537 pts were included. Median age was 55 yo (range 17-84), 52% were male, 88% were treated for AML, 97% had good performance status. All the pts received high-dose cytarabine (HD-AC) containing regimens (46% in combination with idarubicin; 18% with daunorubicin; 17 with fludarabine, 10% with clofarabine and 9% with cytoxan + topotecan). Fifty-two percent of the pts received vancomycin at any time from day 1 of CHEMO to the day of maximum Cr, 7% received aminoglycosides, 44% amphotericin B lipid formulation, 59% diuretics, and 8% each required vasopressors or mechanical ventilation. Mortality at 8-weeks among pts in the RIFLE category was significantly higher than in pts without AKI (p=0.000). Additionally, there was a progressive increase in 8-week cumulative mortality with worsening RIFLE class (p =0.000) (Table 1).

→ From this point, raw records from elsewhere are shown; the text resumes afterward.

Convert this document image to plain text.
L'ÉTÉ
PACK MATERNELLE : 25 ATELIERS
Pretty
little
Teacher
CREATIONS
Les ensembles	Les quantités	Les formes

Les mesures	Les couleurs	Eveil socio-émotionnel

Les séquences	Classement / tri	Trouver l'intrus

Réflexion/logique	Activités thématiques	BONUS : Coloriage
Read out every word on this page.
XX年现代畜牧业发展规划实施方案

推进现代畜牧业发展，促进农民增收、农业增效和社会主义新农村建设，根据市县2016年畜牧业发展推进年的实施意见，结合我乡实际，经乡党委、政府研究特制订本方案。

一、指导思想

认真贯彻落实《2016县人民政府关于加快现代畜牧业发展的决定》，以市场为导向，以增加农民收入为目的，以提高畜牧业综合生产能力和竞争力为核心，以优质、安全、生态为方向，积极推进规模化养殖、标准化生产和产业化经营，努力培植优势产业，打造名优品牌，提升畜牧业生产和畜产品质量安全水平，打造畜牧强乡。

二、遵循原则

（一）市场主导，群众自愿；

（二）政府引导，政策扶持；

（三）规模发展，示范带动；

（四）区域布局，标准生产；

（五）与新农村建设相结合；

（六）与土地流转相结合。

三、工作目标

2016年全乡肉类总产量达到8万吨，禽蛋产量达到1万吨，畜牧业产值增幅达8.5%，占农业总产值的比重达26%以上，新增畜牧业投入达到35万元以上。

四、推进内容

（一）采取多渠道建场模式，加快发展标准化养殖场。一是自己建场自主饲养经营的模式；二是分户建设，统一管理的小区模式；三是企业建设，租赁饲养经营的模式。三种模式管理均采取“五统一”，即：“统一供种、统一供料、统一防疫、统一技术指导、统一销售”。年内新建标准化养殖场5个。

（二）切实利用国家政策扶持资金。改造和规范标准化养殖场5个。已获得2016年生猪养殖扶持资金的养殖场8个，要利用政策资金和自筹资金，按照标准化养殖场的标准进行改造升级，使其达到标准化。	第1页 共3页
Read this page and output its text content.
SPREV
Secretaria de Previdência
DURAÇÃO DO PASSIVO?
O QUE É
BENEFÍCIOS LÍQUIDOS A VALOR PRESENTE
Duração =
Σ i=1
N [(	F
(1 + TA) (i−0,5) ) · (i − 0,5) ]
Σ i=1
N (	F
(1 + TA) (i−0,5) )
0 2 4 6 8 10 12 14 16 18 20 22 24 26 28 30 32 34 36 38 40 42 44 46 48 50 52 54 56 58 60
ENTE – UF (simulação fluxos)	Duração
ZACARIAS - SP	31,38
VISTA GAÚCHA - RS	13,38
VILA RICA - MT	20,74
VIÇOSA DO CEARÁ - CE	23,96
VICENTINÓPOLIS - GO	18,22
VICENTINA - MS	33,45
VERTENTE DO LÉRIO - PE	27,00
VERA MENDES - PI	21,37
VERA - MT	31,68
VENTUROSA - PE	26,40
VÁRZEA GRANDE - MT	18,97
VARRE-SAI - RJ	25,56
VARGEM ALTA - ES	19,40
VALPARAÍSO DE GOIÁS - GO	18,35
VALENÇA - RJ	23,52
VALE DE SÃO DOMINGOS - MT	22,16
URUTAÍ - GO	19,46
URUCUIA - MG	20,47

Univariate analysis for risk factors for AKF revealed that older age, baseline bilirubin, ICU admission, mechanical ventilation, use of vasopressors, intravenous contrast, vancomycin, aminoglycosides, amphotericin B lipid formulation, diuretics, presence of infection at start chemo, and treatment with HD-ARA C + anything other than fludarabine were associated with higher risk for AKI. The following variables remained significant in the multivariate analysis: older age (OR:1.03, p<0.01), mechanical ventilation (OR:14, p=0.001); vancomycin (OR: 2.5, p=0.001); diuretics (OR: 2.8, p<0.001); vasopressors (OR: 4.5, p=0.030); Amphotericin B lipid formulation (OR: 3.0, p<0.001); and HD-AC + others vs. HD-Ara C + Fludarabine (OR: 2.3, 0.028).
1) According to the RIFLE category, 35% of pts with AML or HR-MDS developed some degree of AK impairment during IC 2) There is a progressive increase in mortality with worsening RIFLE classification, furthermore, pts with even relatively small increases in Cr have lower survival 3) Strategies to avoid drugs that are frequently used in these pts such as diuretics, amphotericin B lipid formulation and vancomycin may potentially reduce AKI.
No relevant conflicts of interest to declare.
Asterisk with author names denotes non-ASH members.